In related H5N1 news, the World Health Organization (WHO) reported that the cumulative number of confirmed human cases of H5N1 is currently 369, with most recent cases occurring in Vietnam and Egypt.4 To date, H5N1 has not mutated into a strain that is transmissible from person to person. However, there is recognition of the threat of a pandemic. In the GSK press release, Jean Stephenne, president and general manager of GSK Biologicals (the vaccine division of GSK), reported that, “A number of national governments have expressed significant interest in stockpiling our candidate pre-pandemic vaccine, which further highlights the important role pre-pandemic vaccination could play in comprehensive pandemic preparedness plans…”2

References

1. EMEA recommends authorization of first pre-pandemic influenza vaccine [news release]. London, UK: European Medicines Agency. February 21, 2008. http://www.emea.europa.eu/pdfs/human/press/pr/PR_H5N1_9069408en.pdf. Accessed February 28, 2008.
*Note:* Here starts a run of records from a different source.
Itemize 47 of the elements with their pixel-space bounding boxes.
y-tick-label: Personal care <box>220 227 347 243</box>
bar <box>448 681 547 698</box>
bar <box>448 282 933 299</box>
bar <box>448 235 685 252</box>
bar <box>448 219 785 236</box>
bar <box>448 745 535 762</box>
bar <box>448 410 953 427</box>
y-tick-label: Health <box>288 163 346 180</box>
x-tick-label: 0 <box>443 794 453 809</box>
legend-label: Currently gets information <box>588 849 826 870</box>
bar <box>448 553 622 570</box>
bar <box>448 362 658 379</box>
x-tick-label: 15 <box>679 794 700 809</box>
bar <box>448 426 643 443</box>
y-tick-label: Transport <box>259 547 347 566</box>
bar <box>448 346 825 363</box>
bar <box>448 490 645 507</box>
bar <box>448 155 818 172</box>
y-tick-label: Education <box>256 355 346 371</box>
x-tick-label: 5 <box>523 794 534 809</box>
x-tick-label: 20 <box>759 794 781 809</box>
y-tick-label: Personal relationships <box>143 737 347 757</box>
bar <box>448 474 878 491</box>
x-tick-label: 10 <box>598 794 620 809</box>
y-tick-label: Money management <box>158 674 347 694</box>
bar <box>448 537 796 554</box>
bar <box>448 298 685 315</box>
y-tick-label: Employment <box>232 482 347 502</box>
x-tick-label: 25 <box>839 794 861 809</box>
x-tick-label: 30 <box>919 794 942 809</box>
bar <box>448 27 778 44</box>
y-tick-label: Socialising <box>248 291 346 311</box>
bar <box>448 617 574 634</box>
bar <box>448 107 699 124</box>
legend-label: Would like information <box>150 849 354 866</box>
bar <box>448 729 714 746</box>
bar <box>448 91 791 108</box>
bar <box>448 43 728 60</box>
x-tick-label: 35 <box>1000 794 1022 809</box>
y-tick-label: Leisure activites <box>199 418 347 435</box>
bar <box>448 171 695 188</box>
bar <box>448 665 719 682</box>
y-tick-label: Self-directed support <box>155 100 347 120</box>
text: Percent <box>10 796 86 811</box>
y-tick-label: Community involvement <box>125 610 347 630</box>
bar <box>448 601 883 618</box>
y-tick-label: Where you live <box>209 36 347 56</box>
2. GSK's candidate adjuvanted pre-pandemic H5N1 vaccine reaches important EU regulatory milestone [news release]. London, UK and Rixensart, Belgium: GlaxoSmithKline. February 21, 2008.  http://www.gsk.com/media/pressreleases/2008/2008_pressrelease_0009.htm. Accessed February 28, 2008
3. Leroux-Roels I, Bernhard R, Gerard P, Drame M, Hanon E, Leroux-Roel G. Broad clade 2 cross-reactive immunity induced by an adjuvanted clade 1 rH5N1 pandemic influenza vaccine. PLoS One. 2008;3(2). http://www.plosone.org/article/info%3Adoi%2F10.1371%2Fjournal.pone.0001665. Accessed March 4, 2008
4. Cumulative number of confirmed human cases of avian influenza A/(H5N1) reported to WHO. World Health Organization. February 28, 2008. http://www.who.int/csr/disease/
   avian_influenza/country/cases_table_2008_02_28/en/index.html. Accessed February 28, 2008.